Something I don’t believe I will ever attain in my life.
Something that feels so much like make-believe that I don’t ever think it could be something I deserve to experience.
My dad died and it transformed my personality into something else. It was the final door closed at the end of multiple traumas in a row and left me in this life that feels like I am a different person entirely.
Like I am lost. Nothing. A ghost.
Like I am the ghost of events long forgotten. Here floating, reliving the same trauma every day but never moving forward although life continues to swirl around me.
That’s where the grief sits.
Standing, facing the past, crying into the void about the things I could have had or been without trauma, instead of turning to face forward and figuring out what to do with what I have left. I don’t want to forget.
Everyone always told me to never forget what I come from. How could I ever forget?
The trauma that shaped my DNA, rewired my brain and my sense of safety, implanted the belief that something must be inherently and seriously wrong with me for me to have deserved it in the first place.
I will never forget where I came from.
But I am afraid of forgetting what I loved about it, because all those moments were shared with only one other person and he’s gone.
Is it as deep as that? Do I remember things with rose-colored glasses?
No. My dad really did love me. He treated me with so much kindness, respect, and trust.

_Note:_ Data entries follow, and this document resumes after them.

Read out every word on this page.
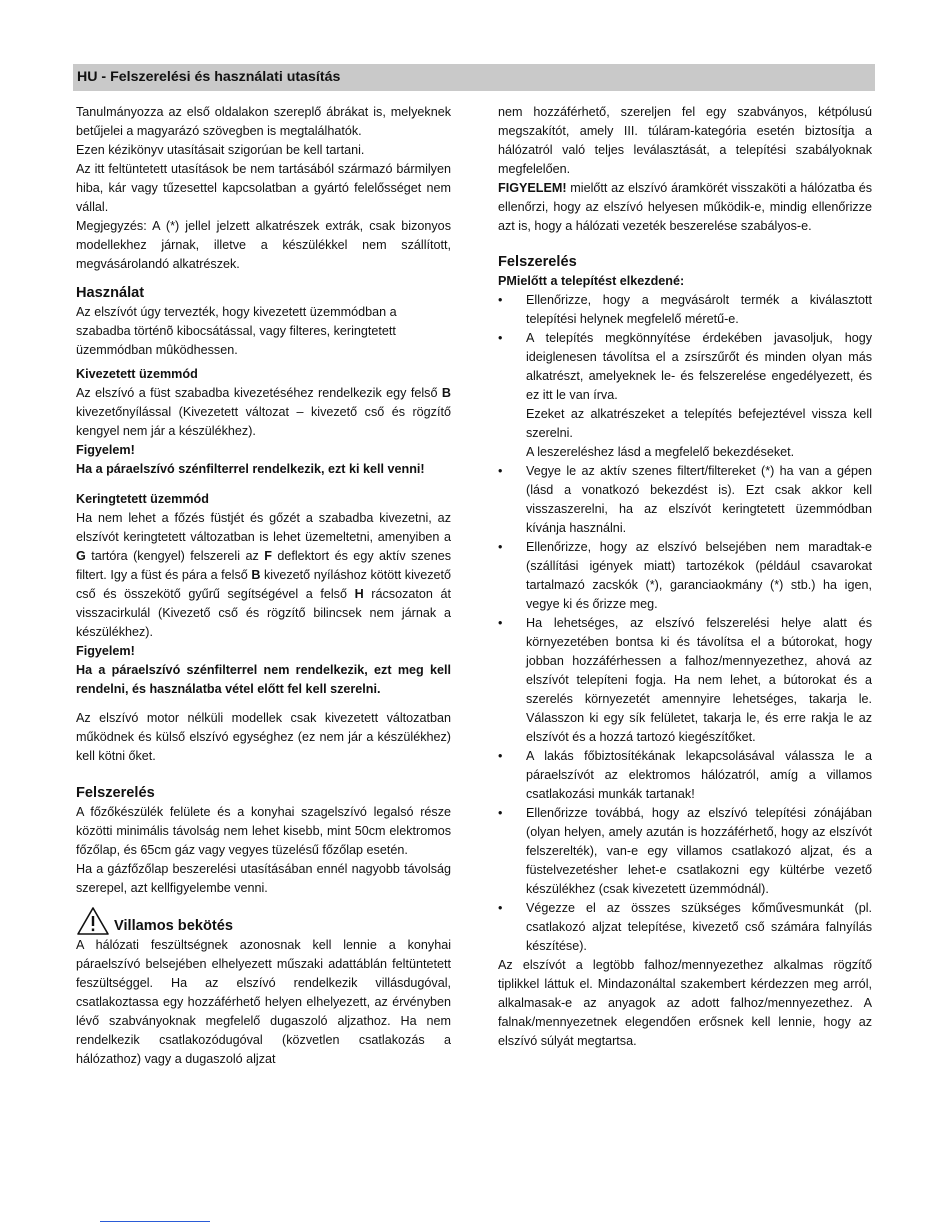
HU - Felszerelési és használati utasítás

Tanulmányozza az első oldalakon szereplő ábrákat is, melyeknek betűjelei a magyarázó szövegben is megtalálhatók.

Ezen kézikönyv utasításait szigorúan be kell tartani.

Az itt feltüntetett utasítások be nem tartásából származó bármilyen hiba, kár vagy tűzesettel kapcsolatban a gyártó felelősséget nem vállal.

Megjegyzés: A (*) jellel jelzett alkatrészek extrák, csak bizonyos modellekhez járnak, illetve a készülékkel nem szállított, megvásárolandó alkatrészek.

Használat

Az elszívót úgy tervezték, hogy kivezetett üzemmódban a szabadba történõ kibocsátással, vagy filteres, keringtetett üzemmódban mûködhessen.

Kivezetett üzemmód

Az elszívó a füst szabadba kivezetéséhez rendelkezik egy felső B kivezetőnyílással (Kivezetett változat – kivezető cső és rögzítő kengyel nem jár a készülékhez).

Figyelem!

Ha a páraelszívó szénfilterrel rendelkezik, ezt ki kell venni!

Keringtetett üzemmód

Ha nem lehet a főzés füstjét és gőzét a szabadba kivezetni, az elszívót keringtetett változatban is lehet üzemeltetni, amenyiben a G tartóra (kengyel) felszereli az F deflektort és egy aktív szenes filtert. Igy a füst és pára a felső B kivezető nyíláshoz kötött kivezető cső és összekötő gyűrű segítségével a felső H rácsozaton át visszacirkulál (Kivezető cső és rögzítő bilincsek nem járnak a készülékhez).

Figyelem!

Ha a páraelszívó szénfilterrel nem rendelkezik, ezt meg kell rendelni, és használatba vétel előtt fel kell szerelni.

Az elszívó motor nélküli modellek csak kivezetett változatban működnek és külső elszívó egységhez (ez nem jár a készülékhez) kell kötni őket.

Felszerelés

A főzőkészülék felülete és a konyhai szagelszívó legalsó része közötti minimális távolság nem lehet kisebb, mint 50cm elektromos főzőlap, és 65cm gáz vagy vegyes tüzelésű főzőlap esetén.

Ha a gázfőzőlap beszerelési utasításában ennél nagyobb távolság szerepel, azt kellfigyelembe venni.

Villamos bekötés

A hálózati feszültségnek azonosnak kell lennie a konyhai páraelszívó belsejében elhelyezett műszaki adattáblán feltüntetett feszültséggel. Ha az elszívó rendelkezik villásdugóval, csatlakoztassa egy hozzáférhető helyen elhelyezett, az érvényben lévő szabványoknak megfelelő dugaszoló aljzathoz. Ha nem rendelkezik csatlakozódugóval (közvetlen csatlakozás a hálózathoz) vagy a dugaszoló aljzat

nem hozzáférhető, szereljen fel egy szabványos, kétpólusú megszakítót, amely III. túláram-kategória esetén biztosítja a hálózatról való teljes leválasztását, a telepítési szabályoknak megfelelően.

FIGYELEM! mielőtt az elszívó áramkörét visszaköti a hálózatba és ellenőrzi, hogy az elszívó helyesen működik-e, mindig ellenőrizze azt is, hogy a hálózati vezeték beszerelése szabályos-e.

Felszerelés
PMielőtt a telepítést elkezdené:
• Ellenőrizze, hogy a megvásárolt termék a kiválasztott telepítési helynek megfelelő méretű-e.
• A telepítés megkönnyítése érdekében javasoljuk, hogy ideiglenesen távolítsa el a zsírszűrőt és minden olyan más alkatrészt, amelyeknek le- és felszerelése engedélyezett, és ez itt le van írva.
Ezeket az alkatrészeket a telepítés befejeztével vissza kell szerelni.
A leszereléshez lásd a megfelelő bekezdéseket.
• Vegye le az aktív szenes filtert/filtereket (*) ha van a gépen (lásd a vonatkozó bekezdést is). Ezt csak akkor kell visszaszerelni, ha az elszívót keringtetett üzemmódban kívánja használni.
• Ellenőrizze, hogy az elszívó belsejében nem maradtak-e (szállítási igények miatt) tartozékok (például csavarokat tartalmazó zacskók (*), garanciaokmány (*) stb.) ha igen, vegye ki és őrizze meg.
• Ha lehetséges, az elszívó felszerelési helye alatt és környezetében bontsa ki és távolítsa el a bútorokat, hogy jobban hozzáférhessen a falhoz/mennyezethez, ahová az elszívót telepíteni fogja. Ha nem lehet, a bútorokat és a szerelés környezetét amennyire lehetséges, takarja le. Válasszon ki egy sík felületet, takarja le, és erre rakja le az elszívót és a hozzá tartozó kiegészítőket.
• A lakás főbiztosítékának lekapcsolásával válassza le a páraelszívót az elektromos hálózatról, amíg a villamos csatlakozási munkák tartanak!
• Ellenőrizze továbbá, hogy az elszívó telepítési zónájában (olyan helyen, amely azután is hozzáférhető, hogy az elszívót felszerelték), van-e egy villamos csatlakozó aljzat, és a füstelvezetésher lehet-e csatlakozni egy kültérbe vezető készülékhez (csak kivezetett üzemmódnál).
• Végezze el az összes szükséges kőművesmunkát (pl. csatlakozó aljzat telepítése, kivezető cső számára falnyílás készítése).

Az elszívót a legtöbb falhoz/mennyezethez alkalmas rögzítő tiplikkel láttuk el. Mindazonáltal szakembert kérdezzen meg arról, alkalmasak-e az anyagok az adott falhoz/mennyezethez. A falnak/mennyezetnek elegendően erősnek kell lennie, hogy az elszívó súlyát megtartsa.
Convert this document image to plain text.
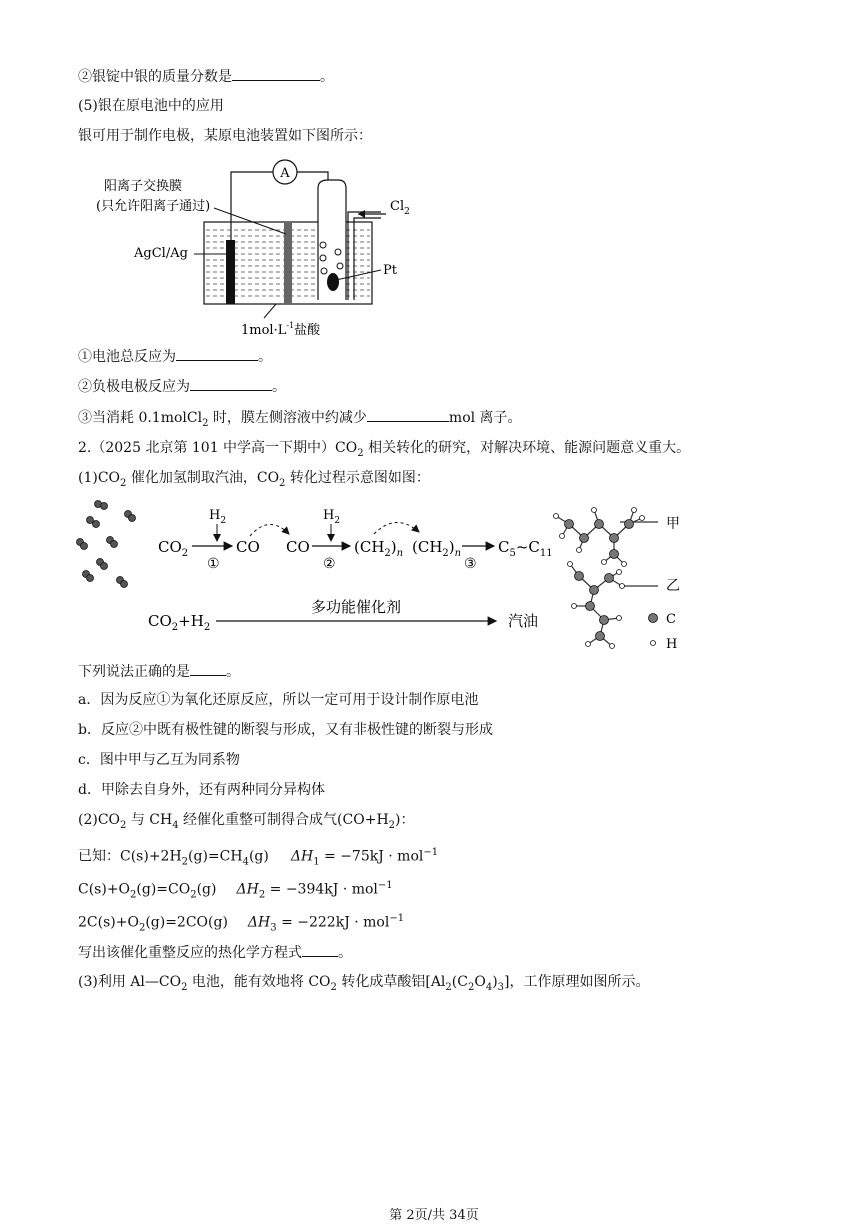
②银锭中银的质量分数是	。
(5)银在原电池中的应用
银可用于制作电极，某原电池装置如下图所示：
A
$Cl_2$
阳离子交换膜
(只允许阳离子通过)
AgCl/Ag
Pt
$1mol\cdot L^{-1}$盐酸
①电池总反应为	。
②负极电极反应为	。
③当消耗 0.1molCl$_2$ 时，膜左侧溶液中约减少	mol 离子。
2.（2025 北京第 101 中学高一下期中）$CO_2$ 相关转化的研究，对解决环境、能源问题意义重大。
$(1)CO_2$ 催化加氢制取汽油，$CO_2$ 转化过程示意图如图：
$CO_2$
$H_2$
①
CO CO
$H_2$
②
$(CH_2)_n$ $(CH_2)_n$
③
$C_5\sim C_{11}$
$CO_2+H_2$
多功能催化剂
汽油
甲
乙
C
H
下列说法正确的是	。
a．因为反应①为氧化还原反应，所以一定可用于设计制作原电池
b．反应②中既有极性键的断裂与形成，又有非极性键的断裂与形成
c．图中甲与乙互为同系物
d．甲除去自身外，还有两种同分异构体
$(2)CO_2$ 与 $CH_4$ 经催化重整可制得合成气$(CO+H_2)$：
已知：$C(s)+2H_2(g)=CH_4(g) \Delta H_1 = -75kJ \cdot mol^{-1}$
$C(s)+O_2(g)=CO_2(g) \Delta H_2 = -394kJ \cdot mol^{-1}$
$2C(s)+O_2(g)=2CO(g) \Delta H_3 = -222kJ \cdot mol^{-1}$
写出该催化重整反应的热化学方程式	。
(3)利用 $Al—CO_2$ 电池，能有效地将 $CO_2$ 转化成草酸铝$[Al_2(C_2O_4)_3]$，工作原理如图所示。
第 2页/共 34页
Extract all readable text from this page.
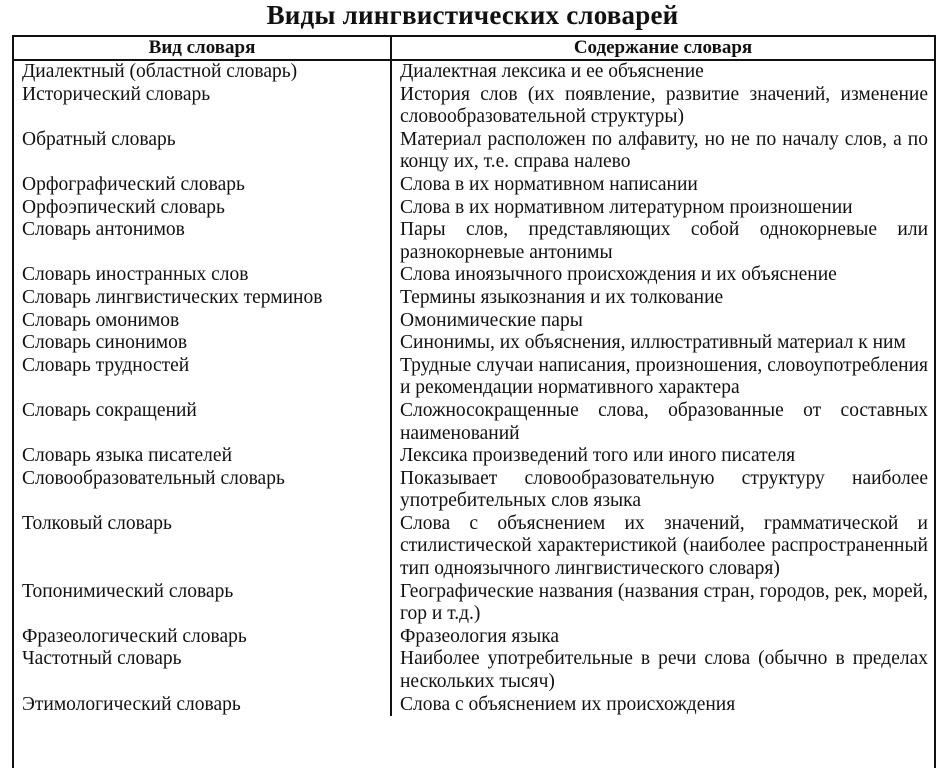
Виды лингвистических словарей
Вид словаря	Содержание словаря
Диалектный (областной словарь)	Диалектная лексика и ее объяснение
Исторический словарь	История слов (их появление, развитие значений, изменение словообразовательной структуры)
Обратный словарь	Материал расположен по алфавиту, но не по началу слов, а по концу их, т.е. справа налево
Орфографический словарь	Слова в их нормативном написании
Орфоэпический словарь	Слова в их нормативном литературном произношении
Словарь антонимов	Пары слов, представляющих собой однокорневые или разнокорневые антонимы
Словарь иностранных слов	Слова иноязычного происхождения и их объяснение
Словарь лингвистических терминов	Термины языкознания и их толкование
Словарь омонимов	Омонимические пары
Словарь синонимов	Синонимы, их объяснения, иллюстративный материал к ним
Словарь трудностей	Трудные случаи написания, произношения, словоупотребления и рекомендации нормативного характера
Словарь сокращений	Сложносокращенные слова, образованные от составных наименований
Словарь языка писателей	Лексика произведений того или иного писателя
Словообразовательный словарь	Показывает словообразовательную структуру наиболее употребительных слов языка
Толковый словарь	Слова с объяснением их значений, грамматической и стилистической характеристикой (наиболее распространенный тип одноязычного лингвистического словаря)
Топонимический словарь	Географические названия (названия стран, городов, рек, морей, гор и т.д.)
Фразеологический словарь	Фразеология языка
Частотный словарь	Наиболее употребительные в речи слова (обычно в пределах нескольких тысяч)
Этимологический словарь	Слова с объяснением их происхождения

He was a good parent to me - as good as he could be with the tools he was given. He genuinely tried to be a good dad, despite being so mentally ill and disabled from his own trauma. He was so violent. And tried so hard not to be that way with me.
My mom, on the other hand, seemed to hate me, despite always treating my brother so well. She also didn’t treat my sister right obviously, but my sister didn't grow up with my mother - didn't have it instilled in her from childhood. I don’t know why my mother picked me. I don’t know why I didn’t get the same level of love and attention. The kinds of things she said to me deeply hurt me. They shaped my inner voice. That echoing voice is sometimes so convincing that I keep seeing her face staring back at me in the mirror. The ways she made me feel about me, who I was, my thoughts, my intentions - that has stuck with me all this time so unconsciously, even though I am fully conscious that she's the first person who said those things to me. I don’t know why I believe it so much, knowing she was just a hurt person hurting others.
So… I am 27 today.
And I feel like I’m in year 0 of getting to know myself. Year 0 of figuring out what I want my life to look like. Figuring out what will make me happy. Am I already happy? Was I happy back then?
Will I be okay? Will I get better?
I wish I could talk to me at 28. At 29. At 30.
I wish I could know if it gets better. If I will ever be able to appreciate the better.
If I will ever feel good enough.
Will I get better?
I wish I could see how my teenage self would react to where I am now. I know I was her, but her mindset seems so far removed from my own.
I hope she would like where I am. I hope I am where she dreamed of being. Because then I can only move forward with more dignity. Less comparison.